I asked about resources such as family. He told me his father is in Ontario, and his only other family in the city is his grandmother. He had gone to her for help, but she was unable to take him in to her seniors residence, nor was she able to assist him financially. Even if he had money for a long distance call or was able to raise bus fare to go back to Ontario, he was ashamed and too embarrassed to go to his father.
My questioning turned to his feelings of paranoia, and whether or not he really was in danger of being killed. This was my major area of concern, of course, and I suggested that he needed to call the police. It seemed plausible that he was, as my daughter suspected, suffering from mental illness, and his paranoia seemed to bear this out. However, he was very coherent and logical when explaining what happened, and looking at his somewhat shabby appearance and hang-dog expression, I did not doubt that his street survival skills were lacking, making him a convenient victim of a street attack. Reassured that those who had threatened him were not following him to my home, I again encouraged him to call the police if they surfaced.
The discussion then turned to his options. We discussed trying to find an available bed in a shelter (we had already called and been told they were full but still taking people in to sleep on mats), but he expressed a worry about getting there and the fear that his attackers would find him, since the shelter was in the same inner-city vicinity where he had been. Although the immediate goal was to find him a place for the night, I tried to encourage a plan that would be longer term, getting him off the street and back on track. He agreed that he would be willing to go to social services for temporary assistance, but I could see that a mixture of pride and embarrassment was still underlying, and he really seemed to have no idea where to begin.
The questions ran out and I finally decided to give the matter some thought.

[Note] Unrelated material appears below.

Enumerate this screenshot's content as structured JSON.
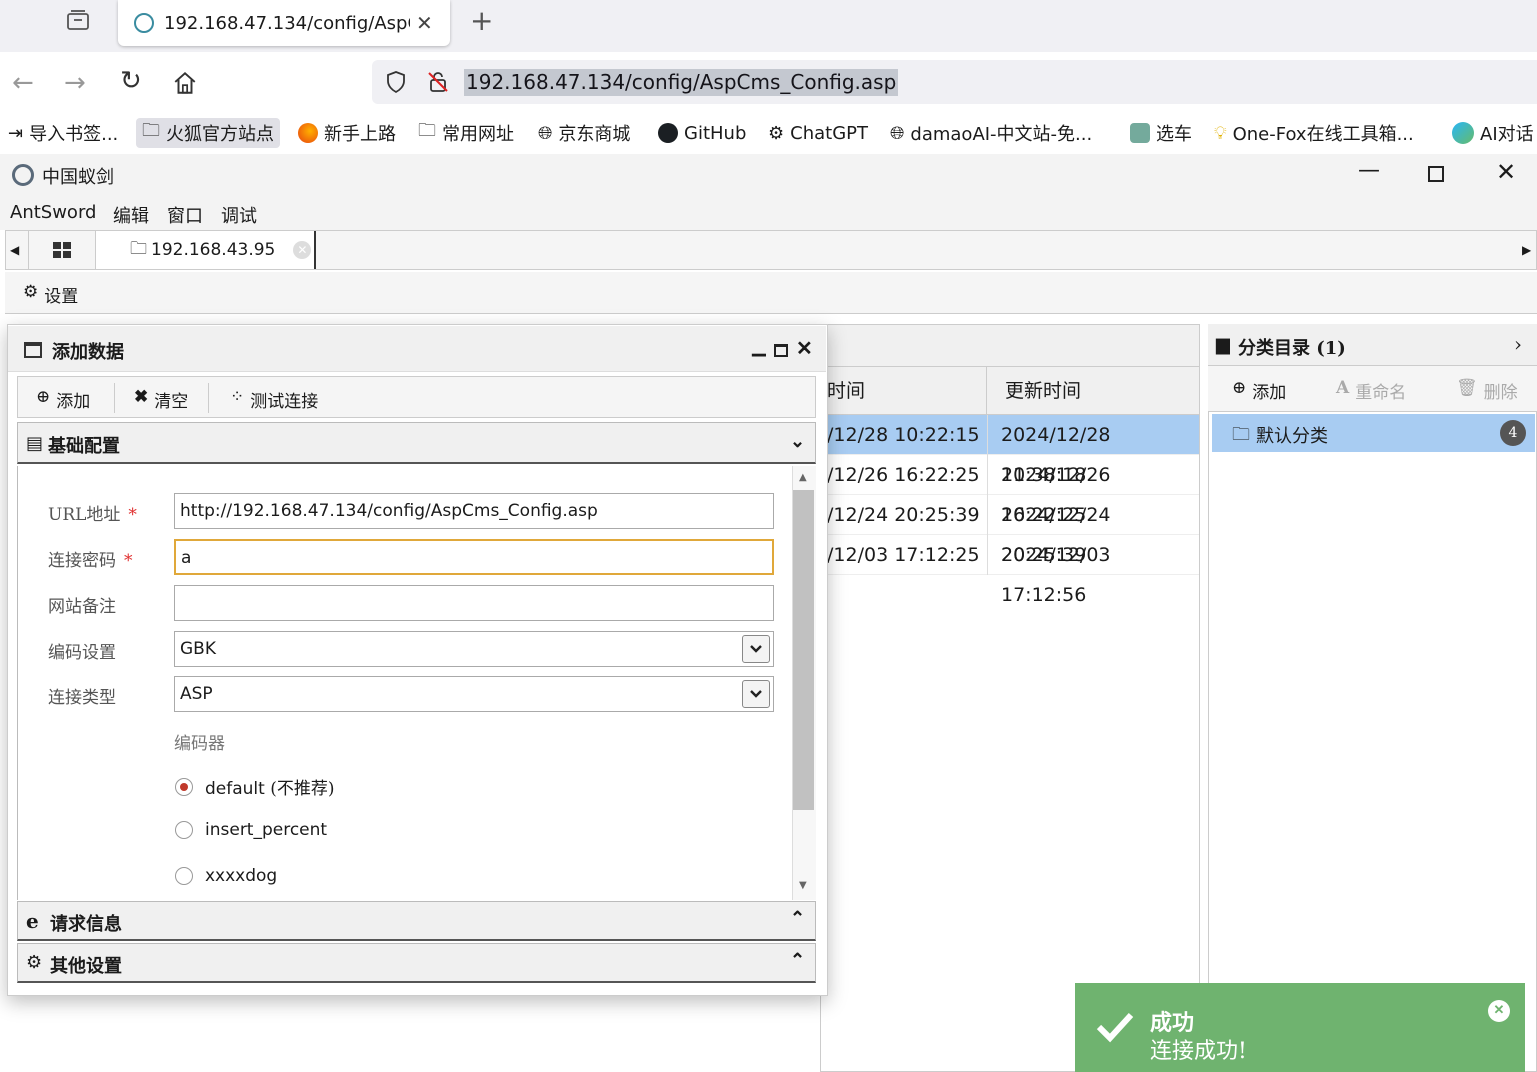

It was getting late, and he stretched out on the living room floor and fell into a restless sleep. My youngest daughter prepared a late supper, and we woke him up to what he said was his first meal in several days. By this point I was satisfied that he did not represent imminent danger to my family, and finally agreed that he could spend the night here, on the condition that first thing in the morning he would call social services and make some arrangements to get his life straightened out. He agreed, and left early the next morning.
In retrospect, it could have been a risky decision, but compassion got the better of me. He seemed young and helpless in many ways, and his story was not all that unusual. It could so easily have been one of my daughters who was left alone and living on the street – just the “right” combination of circumstances and an individual finds themselves homeless. Add mental illness to the mix, and I could understand how quickly a person could spiral down into a situation that is out of control. All too often there really is no place to go, no place for shelter, no money, and no place to get help for mental illness. The vast majority of the homeless do not fit the traditional picture of the transient street beggar. Most are like this young man, caught in a transitional situation, just needing a leg up to get life back on track.
About a week later, this young man came by. I asked how things had turned out, and he explained that he had applied for social assistance, and had managed to connect with a mental health professional who had helped him sort things out. He proudly added that he would be starting a new job that following Monday as a cook in a downtown restaurant, and that he had found a place to live. He thanked me profusely for being there for him that night. I wished him well and he went on his way. Hopefully he will remain among the success stories – I tend to think so.
I didn’t thank him, but he did something valuable for me in return. He made me see the face of homelessness. It was not looking out the window to the other side. It was a reflection in a mirror.